Sub-decadal submarine landslides are important drivers of deltaic sediment flux: Insights from the Mississippi River Delta Front

Submarine mass failures triggered by energetic forcing events such as hurricanes and earthquakes are relatively well studied due to the potential for infrastructure damage and tsunami generation; such failures are common on heavily sedimented margins where underconsolidated deposits are preconditioned to fail. However, studies of seafloor sediment movement between large events remain scarce. Using repeat bathymetric surveys of the Mississippi River Delta Front (MRDF), we document substantial seafloor movement in absence of major hurricanes. About 1 m/yr of deepening was observed within preexisting failures, with downslope sediment transport on the order of 10 5 m 3 /yr.
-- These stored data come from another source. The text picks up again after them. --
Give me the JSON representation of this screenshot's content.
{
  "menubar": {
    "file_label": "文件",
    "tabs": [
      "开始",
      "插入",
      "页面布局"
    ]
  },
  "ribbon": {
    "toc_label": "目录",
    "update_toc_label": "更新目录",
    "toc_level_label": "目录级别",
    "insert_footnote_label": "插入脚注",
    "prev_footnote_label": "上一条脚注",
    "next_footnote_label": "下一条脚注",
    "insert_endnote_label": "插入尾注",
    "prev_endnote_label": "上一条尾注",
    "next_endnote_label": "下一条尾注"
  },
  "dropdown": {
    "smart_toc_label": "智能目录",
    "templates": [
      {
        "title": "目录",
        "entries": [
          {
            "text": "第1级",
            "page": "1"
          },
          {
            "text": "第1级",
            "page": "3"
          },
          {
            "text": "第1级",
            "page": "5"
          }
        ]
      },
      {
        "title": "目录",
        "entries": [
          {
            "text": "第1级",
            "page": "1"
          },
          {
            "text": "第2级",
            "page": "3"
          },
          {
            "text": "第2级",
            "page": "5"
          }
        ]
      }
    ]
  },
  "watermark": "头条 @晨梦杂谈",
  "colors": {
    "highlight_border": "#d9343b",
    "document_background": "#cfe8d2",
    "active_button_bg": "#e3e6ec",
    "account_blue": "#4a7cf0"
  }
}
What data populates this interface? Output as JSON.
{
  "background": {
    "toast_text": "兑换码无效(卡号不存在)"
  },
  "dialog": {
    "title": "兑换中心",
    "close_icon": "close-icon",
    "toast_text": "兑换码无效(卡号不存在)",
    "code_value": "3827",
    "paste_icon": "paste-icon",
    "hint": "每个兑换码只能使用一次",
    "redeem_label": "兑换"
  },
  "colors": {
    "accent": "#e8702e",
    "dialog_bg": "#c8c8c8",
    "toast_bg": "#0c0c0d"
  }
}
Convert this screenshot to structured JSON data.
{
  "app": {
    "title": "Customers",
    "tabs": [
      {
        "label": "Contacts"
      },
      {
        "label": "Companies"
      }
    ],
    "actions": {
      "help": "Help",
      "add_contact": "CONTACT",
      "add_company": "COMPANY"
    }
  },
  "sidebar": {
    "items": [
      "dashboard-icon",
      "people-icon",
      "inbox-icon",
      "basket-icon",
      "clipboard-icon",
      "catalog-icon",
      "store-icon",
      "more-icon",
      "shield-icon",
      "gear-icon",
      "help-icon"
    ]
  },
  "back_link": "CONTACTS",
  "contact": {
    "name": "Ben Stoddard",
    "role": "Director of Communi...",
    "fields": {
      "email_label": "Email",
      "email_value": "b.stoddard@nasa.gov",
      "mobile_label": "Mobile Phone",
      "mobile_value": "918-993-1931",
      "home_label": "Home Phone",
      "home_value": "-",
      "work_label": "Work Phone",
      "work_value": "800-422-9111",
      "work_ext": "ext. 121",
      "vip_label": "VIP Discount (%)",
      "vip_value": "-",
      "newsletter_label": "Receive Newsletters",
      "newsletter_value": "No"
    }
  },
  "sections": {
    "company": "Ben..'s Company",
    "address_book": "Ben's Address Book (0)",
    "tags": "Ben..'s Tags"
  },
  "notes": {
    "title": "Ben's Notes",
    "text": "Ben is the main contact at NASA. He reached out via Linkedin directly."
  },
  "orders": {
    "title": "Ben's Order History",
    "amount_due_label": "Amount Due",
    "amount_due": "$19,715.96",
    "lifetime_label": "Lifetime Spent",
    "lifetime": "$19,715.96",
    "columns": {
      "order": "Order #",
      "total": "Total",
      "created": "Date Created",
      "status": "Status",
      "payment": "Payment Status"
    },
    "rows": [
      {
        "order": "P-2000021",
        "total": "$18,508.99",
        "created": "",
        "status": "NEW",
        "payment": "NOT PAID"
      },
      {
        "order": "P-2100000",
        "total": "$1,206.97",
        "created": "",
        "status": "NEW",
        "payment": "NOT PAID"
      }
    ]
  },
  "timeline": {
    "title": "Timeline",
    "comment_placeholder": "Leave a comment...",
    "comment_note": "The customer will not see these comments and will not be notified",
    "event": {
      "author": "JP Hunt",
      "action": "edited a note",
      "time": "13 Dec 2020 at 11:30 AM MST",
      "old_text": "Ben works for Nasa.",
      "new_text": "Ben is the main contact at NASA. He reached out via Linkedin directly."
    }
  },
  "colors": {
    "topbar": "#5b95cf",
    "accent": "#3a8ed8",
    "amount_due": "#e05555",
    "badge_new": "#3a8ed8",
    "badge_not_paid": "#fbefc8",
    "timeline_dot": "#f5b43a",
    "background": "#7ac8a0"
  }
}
Outside failure features, seafloor depths remained stable or showed minor (<20 cm/yr) accretion. MRDF volumetric sediment flux during hurricane-driven mass failures is an order of magnitude greater than the annual flux during a quiescent interval. When normalized by time, however, sediment flux during the quiescent interval (5.5 × 10 5 m 3 /yr) was half that of hurricane-driven mass failures (1.1 × 10 6 m 3 /yr). These observations corroborate our wave modeling results, which infer that even waves of 1 yr recurrence interval can generate differential seafloor pressures sufficient to trigger submarine landslides; this does not exclude the possibility of river floods also being agents of failure. These findings indicate that sub-decadal submarine landslides are important to MRDF dynamics, comparable to the role of major hurricanes, and observation during seemingly quiescent periods is necessary to holistically assess sediment flux. The periodicity and prevalence of moderate-scale mass transport documented here corroborates similar recent studies offshore other deltas globally, indicating that highstand mass and time budgets of shelf to deep-sea sediment flux, in addition to organic carbon and bioreactive particles, may need to be revised.